I consider my professional network all of the friends I’ve made in undergraduate & graduate schools (in my industry or others), professors I have worked closely with, professionals I’ve met at conferences, meetings, field courses, etc., and even past employers and co-workers as far back as internships from about 10 years ago.
Making New Professional Connections & Staying in Touch
Ways to make new connections:
♦ Be social at conferences, meetings, field trips/field courses, etc. Talk to the presenter(s) and others. Hand out business cards.
♦ Accept invitations from recruiters and even reach out to them. I’ve reached out to “random professionals” in the industry in the cities I’ve lived in. Most of the time people will accept an invitation, but it’s always best if you have common connections or relationships. I have reached out to a Reservoir Engineer Manager for a large company in Denver. We met up for coffee to talk about Reservoir Engineering, which was my goal at the time, as well other things such as education, past experience, current job, and more. Developing professional relationships may not necessarily result in a job offer, but can be an important part of developing the myriad connections and understanding it takes to eventually do so.
♦ Above all, don’t be shy. Be confident and take the initiative to introduce yourself rather than waiting for someone else ask to set up a meeting or drop off a resume.
Professional credentials help to demonstrate not only one’s achievements, but also a higher level of competency and assurance to potential employers. Many engineering departments require students to take the Fundamentals of Engineering exam for undergraduate requirements. This is also the first requisite to take the Professional Engineer (PE) exam and to earn a PE license. Certain fields of engineering, such as Civil Engineering, have traditionally placed more emphasis on having a PE License for liability reasons, whereas in the oil & gas industry this has not been critical. Engineering is a profession and all engineers really should have a professional license to practice in the field. The same can also be said for Geologists and I encourage Geology & Geophysics students to take the Fundamentals of Geology Exam and get their Professional Geologist (PG) licenses.
I obtained my PE license last year and my supervisor has told me that the fact I had a PE license was one of the reasons I was the offered the job I currently have. Students can find more information on professional licensure in engineering and geology through the National Council of Examiners for Engineering and Surveyors (www.ncees.org) and the National Association of State Boards of Geology (www.asbog.org).

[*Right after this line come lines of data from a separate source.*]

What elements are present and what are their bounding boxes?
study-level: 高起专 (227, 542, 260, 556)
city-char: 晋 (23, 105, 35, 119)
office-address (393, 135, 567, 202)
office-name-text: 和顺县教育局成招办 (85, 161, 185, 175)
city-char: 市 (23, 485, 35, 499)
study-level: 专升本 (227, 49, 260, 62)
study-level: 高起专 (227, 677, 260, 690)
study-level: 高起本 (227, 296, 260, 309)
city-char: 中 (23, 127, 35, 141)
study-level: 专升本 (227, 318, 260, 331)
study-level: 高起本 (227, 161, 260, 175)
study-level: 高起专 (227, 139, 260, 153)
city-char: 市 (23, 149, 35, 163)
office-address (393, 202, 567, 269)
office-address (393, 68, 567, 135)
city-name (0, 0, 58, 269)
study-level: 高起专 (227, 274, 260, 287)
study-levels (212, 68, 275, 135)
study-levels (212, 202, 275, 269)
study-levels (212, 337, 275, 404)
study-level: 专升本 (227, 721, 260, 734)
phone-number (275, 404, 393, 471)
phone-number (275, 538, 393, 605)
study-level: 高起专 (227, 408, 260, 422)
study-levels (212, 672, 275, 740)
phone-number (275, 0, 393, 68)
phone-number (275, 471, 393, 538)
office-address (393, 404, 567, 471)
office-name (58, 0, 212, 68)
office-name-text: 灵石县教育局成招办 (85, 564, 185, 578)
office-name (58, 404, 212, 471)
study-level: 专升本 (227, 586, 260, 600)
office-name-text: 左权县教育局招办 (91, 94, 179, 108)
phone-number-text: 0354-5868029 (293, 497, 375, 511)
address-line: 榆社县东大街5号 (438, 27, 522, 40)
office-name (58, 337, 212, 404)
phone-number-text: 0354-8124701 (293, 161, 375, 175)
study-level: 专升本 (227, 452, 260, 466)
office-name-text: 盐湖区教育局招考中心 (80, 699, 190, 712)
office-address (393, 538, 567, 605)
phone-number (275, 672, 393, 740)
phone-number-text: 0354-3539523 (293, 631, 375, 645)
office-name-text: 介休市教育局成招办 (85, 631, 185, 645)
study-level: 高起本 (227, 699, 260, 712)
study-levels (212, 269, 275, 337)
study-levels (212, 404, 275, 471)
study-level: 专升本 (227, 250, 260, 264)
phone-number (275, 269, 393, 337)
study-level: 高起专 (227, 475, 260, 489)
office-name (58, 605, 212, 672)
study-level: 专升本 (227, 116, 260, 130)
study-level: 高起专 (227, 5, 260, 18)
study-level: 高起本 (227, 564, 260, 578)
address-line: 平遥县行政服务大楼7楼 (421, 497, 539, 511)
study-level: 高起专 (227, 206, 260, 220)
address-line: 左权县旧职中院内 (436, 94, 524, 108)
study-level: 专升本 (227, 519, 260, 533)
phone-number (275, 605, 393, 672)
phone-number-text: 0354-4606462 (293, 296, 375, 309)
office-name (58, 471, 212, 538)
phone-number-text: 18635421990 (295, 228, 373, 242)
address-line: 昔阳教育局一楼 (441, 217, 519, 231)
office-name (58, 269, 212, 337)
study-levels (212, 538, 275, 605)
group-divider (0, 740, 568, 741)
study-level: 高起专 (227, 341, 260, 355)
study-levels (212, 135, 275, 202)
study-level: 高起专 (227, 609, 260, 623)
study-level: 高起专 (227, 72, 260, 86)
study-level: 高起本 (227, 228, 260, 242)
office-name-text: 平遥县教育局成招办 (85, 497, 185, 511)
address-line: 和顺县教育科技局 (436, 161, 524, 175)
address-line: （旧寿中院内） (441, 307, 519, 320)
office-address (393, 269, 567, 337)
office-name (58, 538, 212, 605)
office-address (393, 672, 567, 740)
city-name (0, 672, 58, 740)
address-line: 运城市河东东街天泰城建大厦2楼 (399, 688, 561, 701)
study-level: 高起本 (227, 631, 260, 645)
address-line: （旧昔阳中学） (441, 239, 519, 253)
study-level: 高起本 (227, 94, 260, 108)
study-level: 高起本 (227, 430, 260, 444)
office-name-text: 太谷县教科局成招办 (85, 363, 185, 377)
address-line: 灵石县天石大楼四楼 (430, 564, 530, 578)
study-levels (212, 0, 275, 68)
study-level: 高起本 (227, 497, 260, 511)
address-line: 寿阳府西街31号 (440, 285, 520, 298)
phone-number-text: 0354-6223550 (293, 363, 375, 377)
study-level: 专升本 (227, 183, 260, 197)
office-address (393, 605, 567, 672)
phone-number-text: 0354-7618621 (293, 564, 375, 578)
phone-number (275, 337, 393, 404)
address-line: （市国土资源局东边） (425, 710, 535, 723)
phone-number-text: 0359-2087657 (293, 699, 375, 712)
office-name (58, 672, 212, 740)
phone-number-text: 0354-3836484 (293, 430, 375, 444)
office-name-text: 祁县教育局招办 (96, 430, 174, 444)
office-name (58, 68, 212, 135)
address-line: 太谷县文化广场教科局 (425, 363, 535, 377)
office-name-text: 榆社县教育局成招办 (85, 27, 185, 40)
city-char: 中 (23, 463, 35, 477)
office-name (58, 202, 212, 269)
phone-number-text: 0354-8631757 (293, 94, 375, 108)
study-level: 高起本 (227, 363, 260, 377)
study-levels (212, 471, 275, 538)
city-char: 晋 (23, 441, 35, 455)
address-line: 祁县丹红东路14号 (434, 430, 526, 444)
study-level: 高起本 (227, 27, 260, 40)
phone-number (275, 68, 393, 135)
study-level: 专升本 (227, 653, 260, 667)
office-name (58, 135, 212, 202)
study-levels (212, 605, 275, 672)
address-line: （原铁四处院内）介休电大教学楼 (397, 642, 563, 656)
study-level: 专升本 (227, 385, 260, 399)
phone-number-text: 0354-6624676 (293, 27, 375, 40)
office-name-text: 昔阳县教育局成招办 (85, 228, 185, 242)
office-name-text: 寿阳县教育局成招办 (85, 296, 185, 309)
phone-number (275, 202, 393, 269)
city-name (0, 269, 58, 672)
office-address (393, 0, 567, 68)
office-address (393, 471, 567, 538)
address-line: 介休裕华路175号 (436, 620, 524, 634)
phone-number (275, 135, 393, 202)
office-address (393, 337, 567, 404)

For me personally, I would say graduate school was one of the best experiences of my life for so many reasons. Most importantly though, it was the point in my academic career where I could finally focus exclusively on studying, taking the courses, and doing research in the subjects I was most passionate about! I wanted to use the knowledge and skillset in engineering and geology, which I knew would be within industry rather than academia. As students venture out of school, it’s important to realize that their educations do matter. Society, economies, and industry rely heavily on highly trained engineers and scientists who continue to move our understanding forward.
All of these strategies assume that companies are in fact hiring or getting ready to hire. In many cases in the oil industry, companies are not hiring period and students should do some scouting beforehand (LinkedIn, news articles talking about layoffs means that company is probably not hiring) to develop a thorough understanding of the conditions in different companies, locations, and specialties before diving into the search and application process.
These are hard times to graduate, but I assure students that persistence and hard work will pay off. Don’t give up: I applied for hundreds of jobs in Geology & Petroleum Engineering during the last boom and never found success, which was extremely frustrating. In the end though, perseverance won out and I found a job in the oil & gas industry during a severe downturn/bust.